Now the MIT team has designed a strategy to decrease the running time even further, making it possible to evaluate even enormous networks, Kelner says.

Unlike past algorithms, which have considered all the tracks within a chart as is equal to, the new strategy recognizes those tracks that make a bottleneck within the network. The team's algorithm separates each chart into groups of well-connected nodes, and the tracks between them that make bottlenecks, Kelner says.

"Our algorithm figures out which areas of the chart can quickly path what they need to, and which areas are the bottlenecks. This allows you to focus on the problems areas and the high-level framework, instead of spending lots of your energy and effort creating insignificant choices, so that you can use your time and effort a lot more effectively," he says.

The outcome is an almost linear algorithm, Kelner says, meaning, how long it takes to fix an issue is very near to being directly proportionate to the variety of nodes on the network. So if the number of nodes on the chart is increased by 10, how long would be increased by something very near to 10, in contrast to being increased by 100 or 1,000, he says. "This indicates that it scales basically as well as you could hope for with the dimension the feedback," he says.

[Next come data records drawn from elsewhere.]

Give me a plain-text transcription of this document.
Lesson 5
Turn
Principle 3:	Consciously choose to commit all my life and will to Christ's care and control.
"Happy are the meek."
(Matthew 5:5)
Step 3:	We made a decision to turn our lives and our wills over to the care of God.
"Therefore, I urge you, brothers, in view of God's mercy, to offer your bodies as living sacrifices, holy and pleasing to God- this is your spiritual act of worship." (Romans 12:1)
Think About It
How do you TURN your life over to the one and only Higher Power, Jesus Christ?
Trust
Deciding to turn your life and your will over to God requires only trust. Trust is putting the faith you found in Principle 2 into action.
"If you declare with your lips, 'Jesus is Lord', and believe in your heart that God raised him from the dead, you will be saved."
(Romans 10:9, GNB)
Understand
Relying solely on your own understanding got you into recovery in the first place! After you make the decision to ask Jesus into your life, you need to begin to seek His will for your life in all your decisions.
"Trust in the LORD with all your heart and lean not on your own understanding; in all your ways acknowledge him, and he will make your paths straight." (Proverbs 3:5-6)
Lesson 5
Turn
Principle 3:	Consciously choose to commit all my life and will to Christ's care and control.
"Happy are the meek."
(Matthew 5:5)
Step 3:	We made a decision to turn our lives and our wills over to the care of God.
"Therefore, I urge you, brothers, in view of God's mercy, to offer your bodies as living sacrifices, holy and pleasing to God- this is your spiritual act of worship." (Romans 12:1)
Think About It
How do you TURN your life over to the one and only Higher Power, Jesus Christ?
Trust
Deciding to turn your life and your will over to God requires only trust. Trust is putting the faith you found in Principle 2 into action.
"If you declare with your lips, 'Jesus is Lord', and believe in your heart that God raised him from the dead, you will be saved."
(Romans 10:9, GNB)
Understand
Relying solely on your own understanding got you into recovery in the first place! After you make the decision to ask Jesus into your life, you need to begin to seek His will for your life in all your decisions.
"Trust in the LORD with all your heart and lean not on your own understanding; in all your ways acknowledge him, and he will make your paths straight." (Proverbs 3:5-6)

Shanghua Teng, a professor of computer science at the University of Southeast California who was not involved in the latest document, says it symbolizes a major cutting-edge in chart algorithms and optimization software.

"This document, which is the champion of the best document prize at the [ACM-SIAM] meeting, is a consequence of continual initiatives by Kelner and his colleagues in applying electric flows to design effective chart algorithms," Teng says. "The document contains an amazing array of technical initiatives."